И только там, за дверью, в коридоре, принялся кричать и вопить, что он этого так не оставит.
— Луи, что вы делаете? — спросила Бланка, когда вопли отдалились и наконец стихли — стража короля Людовика свое дело знала.
— Знаю, что, матушка, — ответил тот спокойно и улыбнулся ей своей мягкой, застенчивой даже улыбкой.
Тем вечером весь Бове праздновал изгнание епископа, распивая вино из его погребов — оно первым было отправлено для грошовой распродажи на главную площадь. Бланка сидела у окна, слушая летящие из города песни и хмельные возгласы — люди словно уже забыли о казнях и, опьяненные щедростью короля и новой, невиданной ими доселе свободой (хоть и не та это была свобода, что позволяла жечь и грабить), пели ему осанну и призывали Господа благословить короля Людовика. Это ли замышлял Луи? Нет; не было нужды ему покупать подобной ценой их любовь, ведь они любили его и так. Но зачем тогда он пошел на такой риск, ведь теперь де Нантейль наверняка пожалуется архиепископу Реймскому, а то и самому Папе? Ссора с церковью — злейшая и опаснейшая из ссор, так к чему она Луи теперь, когда дела в королевстве только-только стали налаживаться?…

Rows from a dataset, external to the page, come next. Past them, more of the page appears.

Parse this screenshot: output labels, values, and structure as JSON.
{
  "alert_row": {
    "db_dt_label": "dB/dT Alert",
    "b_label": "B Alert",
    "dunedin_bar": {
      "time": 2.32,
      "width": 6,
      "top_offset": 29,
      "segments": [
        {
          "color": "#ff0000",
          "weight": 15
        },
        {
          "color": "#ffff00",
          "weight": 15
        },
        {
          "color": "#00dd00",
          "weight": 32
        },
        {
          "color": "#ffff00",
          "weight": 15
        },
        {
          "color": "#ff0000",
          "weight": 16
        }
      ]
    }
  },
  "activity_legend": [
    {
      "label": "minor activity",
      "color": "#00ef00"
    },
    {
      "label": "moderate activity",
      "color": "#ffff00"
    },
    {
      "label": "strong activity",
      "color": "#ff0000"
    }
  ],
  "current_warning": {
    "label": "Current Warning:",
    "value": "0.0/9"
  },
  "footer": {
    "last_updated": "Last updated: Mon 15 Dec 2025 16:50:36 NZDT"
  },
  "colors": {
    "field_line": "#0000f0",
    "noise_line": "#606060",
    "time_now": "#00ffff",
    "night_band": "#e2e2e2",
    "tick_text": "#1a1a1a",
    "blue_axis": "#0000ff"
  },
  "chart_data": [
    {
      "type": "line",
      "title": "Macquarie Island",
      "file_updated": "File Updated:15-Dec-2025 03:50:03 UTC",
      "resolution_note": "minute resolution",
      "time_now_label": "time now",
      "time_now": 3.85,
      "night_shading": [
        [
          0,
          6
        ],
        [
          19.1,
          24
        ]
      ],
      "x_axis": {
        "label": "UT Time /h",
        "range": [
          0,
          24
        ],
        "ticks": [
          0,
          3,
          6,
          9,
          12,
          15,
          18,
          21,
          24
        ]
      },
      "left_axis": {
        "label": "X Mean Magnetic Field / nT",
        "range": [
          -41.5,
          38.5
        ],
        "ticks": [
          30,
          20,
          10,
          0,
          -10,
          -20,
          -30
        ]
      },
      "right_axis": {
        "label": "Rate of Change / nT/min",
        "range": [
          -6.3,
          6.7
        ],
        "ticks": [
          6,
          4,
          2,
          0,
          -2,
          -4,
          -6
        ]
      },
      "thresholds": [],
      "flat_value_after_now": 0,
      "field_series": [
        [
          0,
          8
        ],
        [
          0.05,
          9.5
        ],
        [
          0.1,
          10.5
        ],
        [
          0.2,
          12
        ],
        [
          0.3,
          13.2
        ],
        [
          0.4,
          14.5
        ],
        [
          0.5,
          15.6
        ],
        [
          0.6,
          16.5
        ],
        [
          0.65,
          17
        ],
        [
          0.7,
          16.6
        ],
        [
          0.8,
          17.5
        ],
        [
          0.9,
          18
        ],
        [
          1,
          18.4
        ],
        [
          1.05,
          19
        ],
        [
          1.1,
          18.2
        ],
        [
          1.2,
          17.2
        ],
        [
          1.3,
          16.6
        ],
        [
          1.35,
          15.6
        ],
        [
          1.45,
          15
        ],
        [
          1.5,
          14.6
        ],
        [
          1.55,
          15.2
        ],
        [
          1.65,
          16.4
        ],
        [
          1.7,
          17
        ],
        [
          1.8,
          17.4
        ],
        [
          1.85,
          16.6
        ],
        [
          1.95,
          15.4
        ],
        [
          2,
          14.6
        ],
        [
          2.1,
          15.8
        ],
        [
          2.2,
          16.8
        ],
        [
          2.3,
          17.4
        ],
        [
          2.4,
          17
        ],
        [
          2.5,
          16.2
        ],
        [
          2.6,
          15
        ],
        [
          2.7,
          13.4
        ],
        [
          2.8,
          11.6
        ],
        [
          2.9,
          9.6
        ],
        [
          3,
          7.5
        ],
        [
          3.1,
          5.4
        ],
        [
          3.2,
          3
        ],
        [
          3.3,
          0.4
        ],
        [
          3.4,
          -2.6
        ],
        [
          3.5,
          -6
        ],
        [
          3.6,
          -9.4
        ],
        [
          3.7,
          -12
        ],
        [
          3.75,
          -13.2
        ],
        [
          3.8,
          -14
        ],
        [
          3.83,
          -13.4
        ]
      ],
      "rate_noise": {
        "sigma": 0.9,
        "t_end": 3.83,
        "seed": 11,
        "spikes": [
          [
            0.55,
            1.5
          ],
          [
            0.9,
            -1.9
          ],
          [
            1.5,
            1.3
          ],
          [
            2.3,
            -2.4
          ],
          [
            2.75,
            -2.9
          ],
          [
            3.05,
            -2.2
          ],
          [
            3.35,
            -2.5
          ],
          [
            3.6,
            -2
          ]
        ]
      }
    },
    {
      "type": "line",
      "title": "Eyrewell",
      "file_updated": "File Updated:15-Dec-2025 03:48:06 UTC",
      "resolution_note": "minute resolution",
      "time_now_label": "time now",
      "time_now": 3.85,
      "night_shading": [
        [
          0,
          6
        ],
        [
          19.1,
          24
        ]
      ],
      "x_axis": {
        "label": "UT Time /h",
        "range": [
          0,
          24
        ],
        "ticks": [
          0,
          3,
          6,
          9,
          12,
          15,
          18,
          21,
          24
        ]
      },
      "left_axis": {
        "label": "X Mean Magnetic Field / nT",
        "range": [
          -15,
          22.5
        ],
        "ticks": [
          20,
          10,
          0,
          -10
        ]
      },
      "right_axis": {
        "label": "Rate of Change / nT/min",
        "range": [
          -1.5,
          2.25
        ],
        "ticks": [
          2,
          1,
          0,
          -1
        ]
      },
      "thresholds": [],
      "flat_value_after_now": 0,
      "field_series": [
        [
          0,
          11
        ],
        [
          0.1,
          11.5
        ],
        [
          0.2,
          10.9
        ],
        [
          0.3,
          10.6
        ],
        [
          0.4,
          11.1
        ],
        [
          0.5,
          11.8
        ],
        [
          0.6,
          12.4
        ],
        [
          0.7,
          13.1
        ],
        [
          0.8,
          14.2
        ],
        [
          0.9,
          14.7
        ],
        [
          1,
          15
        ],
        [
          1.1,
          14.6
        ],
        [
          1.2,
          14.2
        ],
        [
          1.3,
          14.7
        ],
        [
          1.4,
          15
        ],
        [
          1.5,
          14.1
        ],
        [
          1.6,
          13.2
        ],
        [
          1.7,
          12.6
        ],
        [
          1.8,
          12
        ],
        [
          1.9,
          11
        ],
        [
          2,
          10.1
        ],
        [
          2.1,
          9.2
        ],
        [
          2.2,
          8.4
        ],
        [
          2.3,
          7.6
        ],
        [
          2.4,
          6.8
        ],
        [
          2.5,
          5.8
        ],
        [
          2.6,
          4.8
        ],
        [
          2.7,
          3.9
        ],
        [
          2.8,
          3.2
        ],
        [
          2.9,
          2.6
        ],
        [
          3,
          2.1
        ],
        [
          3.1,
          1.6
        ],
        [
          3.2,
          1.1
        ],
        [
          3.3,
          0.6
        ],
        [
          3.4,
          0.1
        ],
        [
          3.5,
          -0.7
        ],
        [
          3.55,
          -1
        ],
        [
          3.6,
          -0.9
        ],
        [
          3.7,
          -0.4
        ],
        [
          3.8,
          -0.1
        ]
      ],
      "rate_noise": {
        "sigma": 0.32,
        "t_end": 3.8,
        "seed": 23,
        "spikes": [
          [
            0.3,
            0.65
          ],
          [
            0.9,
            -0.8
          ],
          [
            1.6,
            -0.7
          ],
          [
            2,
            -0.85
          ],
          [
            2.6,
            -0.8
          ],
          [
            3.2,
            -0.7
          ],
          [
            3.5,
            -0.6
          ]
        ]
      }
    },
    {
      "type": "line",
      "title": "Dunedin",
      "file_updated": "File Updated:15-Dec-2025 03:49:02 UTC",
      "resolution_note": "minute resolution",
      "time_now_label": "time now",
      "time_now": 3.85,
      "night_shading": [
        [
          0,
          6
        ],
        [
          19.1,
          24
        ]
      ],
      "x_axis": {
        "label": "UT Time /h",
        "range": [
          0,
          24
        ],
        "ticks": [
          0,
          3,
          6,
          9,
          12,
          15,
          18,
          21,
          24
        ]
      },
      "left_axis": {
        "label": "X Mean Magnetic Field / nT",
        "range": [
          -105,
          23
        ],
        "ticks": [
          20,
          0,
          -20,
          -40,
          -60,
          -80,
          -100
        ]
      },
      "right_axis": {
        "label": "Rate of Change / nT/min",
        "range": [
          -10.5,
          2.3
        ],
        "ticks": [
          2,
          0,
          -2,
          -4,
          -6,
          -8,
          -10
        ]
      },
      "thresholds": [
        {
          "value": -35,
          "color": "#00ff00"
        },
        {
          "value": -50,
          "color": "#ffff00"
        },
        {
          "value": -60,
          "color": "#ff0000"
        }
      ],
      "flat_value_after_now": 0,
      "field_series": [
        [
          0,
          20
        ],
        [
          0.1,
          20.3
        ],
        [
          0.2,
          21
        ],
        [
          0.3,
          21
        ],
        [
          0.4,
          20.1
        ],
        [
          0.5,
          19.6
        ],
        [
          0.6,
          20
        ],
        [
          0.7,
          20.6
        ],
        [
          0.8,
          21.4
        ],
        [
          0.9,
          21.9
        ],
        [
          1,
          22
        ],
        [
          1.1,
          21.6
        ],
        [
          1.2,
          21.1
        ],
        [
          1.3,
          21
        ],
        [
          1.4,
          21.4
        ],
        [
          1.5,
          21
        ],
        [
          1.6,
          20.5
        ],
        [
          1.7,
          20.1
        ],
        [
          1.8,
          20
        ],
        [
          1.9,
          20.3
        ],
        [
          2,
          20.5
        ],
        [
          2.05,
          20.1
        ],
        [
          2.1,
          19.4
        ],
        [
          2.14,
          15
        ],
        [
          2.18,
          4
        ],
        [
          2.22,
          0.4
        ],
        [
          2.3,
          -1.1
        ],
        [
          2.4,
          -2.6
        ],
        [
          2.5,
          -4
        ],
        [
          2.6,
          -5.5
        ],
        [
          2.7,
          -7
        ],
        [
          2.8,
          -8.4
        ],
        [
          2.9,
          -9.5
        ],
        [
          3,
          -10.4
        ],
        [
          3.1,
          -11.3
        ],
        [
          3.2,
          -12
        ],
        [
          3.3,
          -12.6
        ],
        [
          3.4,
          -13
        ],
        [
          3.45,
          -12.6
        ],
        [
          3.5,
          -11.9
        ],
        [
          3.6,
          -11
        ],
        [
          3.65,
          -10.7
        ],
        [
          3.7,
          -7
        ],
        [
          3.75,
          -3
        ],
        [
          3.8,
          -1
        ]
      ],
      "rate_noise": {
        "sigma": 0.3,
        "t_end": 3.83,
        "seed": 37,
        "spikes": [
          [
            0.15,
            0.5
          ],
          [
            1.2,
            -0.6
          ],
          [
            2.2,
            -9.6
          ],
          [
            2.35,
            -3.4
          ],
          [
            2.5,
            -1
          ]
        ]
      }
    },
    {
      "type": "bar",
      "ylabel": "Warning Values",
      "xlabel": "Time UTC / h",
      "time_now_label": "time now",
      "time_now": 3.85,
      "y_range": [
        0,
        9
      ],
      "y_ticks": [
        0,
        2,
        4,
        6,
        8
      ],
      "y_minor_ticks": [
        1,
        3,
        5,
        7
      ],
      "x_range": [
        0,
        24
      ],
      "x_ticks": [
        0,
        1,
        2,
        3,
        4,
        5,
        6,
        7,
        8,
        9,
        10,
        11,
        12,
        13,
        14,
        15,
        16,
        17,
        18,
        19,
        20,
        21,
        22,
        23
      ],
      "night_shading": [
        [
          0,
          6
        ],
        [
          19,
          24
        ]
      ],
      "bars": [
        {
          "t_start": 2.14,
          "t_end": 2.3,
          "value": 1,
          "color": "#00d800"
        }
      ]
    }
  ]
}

Закончив свое пребывание в Бове назначением нового временного мэра из числа горожан, не запятнавших себя во время мятежа, Людовик со свитой наконец отбыл в Париж. Там их уже ждало официальное послание от епископа Бове, гордо удалившегося в изгнание в Булонь и оттуда наложившего на Бовези интердикт, то есть епископский указ, приостановивший отправление церковных служб во всей области. Это было почти равносильно преданию анафеме, которая, впрочем, оставалась в юрисдикции Папы. Но епископ в своем послании королю мстительно уверял, что и анафема не за горами — дескать, он уже написал его святейшеству и в подробностях изложил все обстоятельства своеволия, творимого королем Франции. Ах, если б видел сии беззакония его достославный дед Филипп Август, в каком горе, в каком гневе возопил бы он, и так далее, и тому подобное — словом, изгнание если и подорвало дух мессира де Нантейля, то его многословия нисколько не уменьшило.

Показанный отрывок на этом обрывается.